2. Description of the Related Art Generally, a display device is a device for receiving and displaying an image signal, and includes a TV, a monitor, and the like. As means for displaying an image, an OLED (Organic Light Emitting Display) Display Device), and Plasma Display Panel (PDP).

In recent years, as the information society has developed, the demand for display devices has been increasing in various forms and gradually becoming lighter, larger and slimmer. Particularly, in the case of a display device for a large screen to be applied to a TV, there is an increasing demand for a lightweight and slimmer TV structure as well as high picture quality and high definition.

FIG. 1 is an exploded perspective view showing a conventional display device, and FIG. 2 is an enlarged cross-sectional view showing an assembling structure of a main part of the display device of FIG.

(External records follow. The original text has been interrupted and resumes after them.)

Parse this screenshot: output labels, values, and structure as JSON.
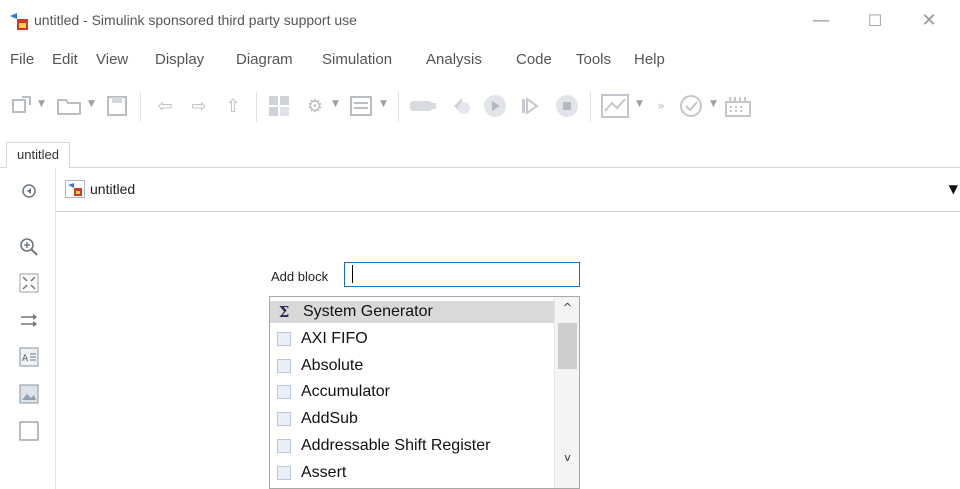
{
  "window": {
    "title": "untitled - Simulink sponsored third party support use",
    "minimize_glyph": "—",
    "maximize_glyph": "☐",
    "close_glyph": "✕"
  },
  "menu": {
    "items": [
      "File",
      "Edit",
      "View",
      "Display",
      "Diagram",
      "Simulation",
      "Analysis",
      "Code",
      "Tools",
      "Help"
    ]
  },
  "toolbar": {
    "icons": [
      "new-model-icon",
      "open-icon",
      "save-icon",
      "back-icon",
      "forward-icon",
      "up-icon",
      "library-browser-icon",
      "model-settings-icon",
      "model-explorer-icon",
      "record-icon",
      "step-back-icon",
      "run-icon",
      "step-forward-icon",
      "stop-icon",
      "data-inspector-icon",
      "more-icon",
      "model-advisor-icon",
      "build-icon"
    ],
    "overflow_glyph": "»"
  },
  "tabs": [
    {
      "label": "untitled"
    }
  ],
  "address_bar": {
    "path": "untitled"
  },
  "palette": {
    "icons": [
      "hide-browser-icon",
      "zoom-icon",
      "fit-view-icon",
      "route-lines-icon",
      "annotation-icon",
      "image-icon",
      "area-icon"
    ]
  },
  "add_block": {
    "label": "Add block",
    "value": "",
    "results": [
      {
        "label": "System Generator",
        "selected": true,
        "icon": "sigma-icon"
      },
      {
        "label": "AXI FIFO",
        "selected": false,
        "icon": "block-icon"
      },
      {
        "label": "Absolute",
        "selected": false,
        "icon": "block-icon"
      },
      {
        "label": "Accumulator",
        "selected": false,
        "icon": "block-icon"
      },
      {
        "label": "AddSub",
        "selected": false,
        "icon": "block-icon"
      },
      {
        "label": "Addressable Shift Register",
        "selected": false,
        "icon": "block-icon"
      },
      {
        "label": "Assert",
        "selected": false,
        "icon": "block-icon"
      }
    ],
    "scroll_up_glyph": "^",
    "scroll_down_glyph": "v"
  },
  "colors": {
    "input_border": "#1a73c9",
    "selection": "#d9d9d9",
    "toolbar_disabled": "#b9bec5"
  }
}
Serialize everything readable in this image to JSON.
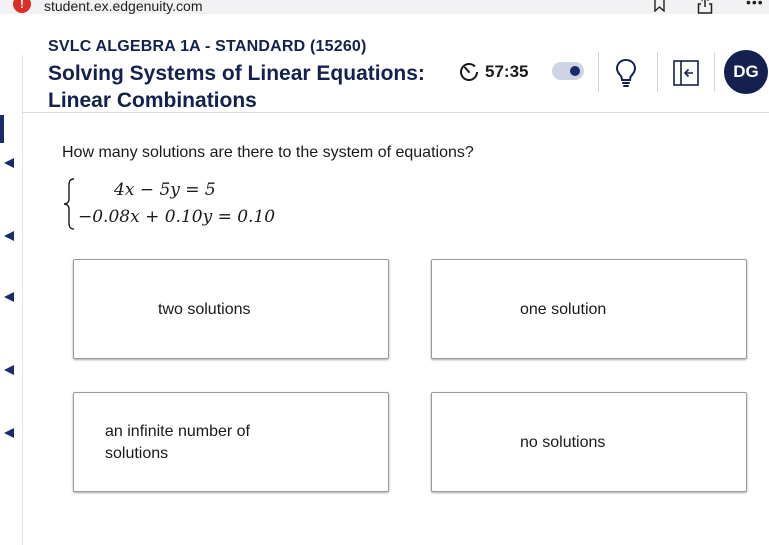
{
  "browser": {
    "url": "student.ex.edgenuity.com",
    "warning_glyph": "!",
    "more_glyph": "•••"
  },
  "header": {
    "course_title": "SVLC ALGEBRA 1A - STANDARD (15260)",
    "lesson_title": "Solving Systems of Linear Equations: Linear Combinations",
    "timer": "57:35",
    "avatar_initials": "DG",
    "accent_color": "#14204f"
  },
  "question": {
    "prompt": "How many solutions are there to the system of equations?",
    "equations": [
      "4x − 5y = 5",
      "−0.08x + 0.10y = 0.10"
    ]
  },
  "choices": [
    "two solutions",
    "one solution",
    "an infinite number of solutions",
    "no solutions"
  ]
}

As can be seen from these drawings, the display device 10 is provided with a display panel 11 on its front surface, and the back cover 12 is assembled to support the display panel 11 , And a middle cabinet (13) is fastened along the edges thereof. At this time, the display panel 11 and the back cover 12 in the edge area are bonded to the middle cabinet 13 via the double-sided tape 14, and the display panel 11 and the back cover 12 A magnetic pad 15 for joining them can be interposed.

The display panel 11 is an image display device, and is supported by a back cover 12 to prevent damage due to impact due to a fragile impact. That is, the back cover 12 is an essential part of the display device for stably supporting the display panel 11, and should be formed of a plate having sufficient rigidity. For example, the display panel may be composed of a panel made of a high-strength resin composite material proposed by the present applicant in Korean Patent No. 10-1472340 (prior art). The back cover 12 of the prior art document has a multi-layer structure composed of a core layer 12a and a pair of skin layers 12b disposed between the core layer 12a. Here, the core layer 12a is made of resin favorable for slimming, and the skin layer 12b is made of a metal plate of an aluminum plate material (Al plate material) or a galvanized steel sheet (GI steel sheet) in consideration of thermal conductivity and rigidity. The back cover 12 of the multi-layer structure exhibits excellent rigidity as the skin layer 12b is thicker, so that the back panel 12 can stably support the display panel.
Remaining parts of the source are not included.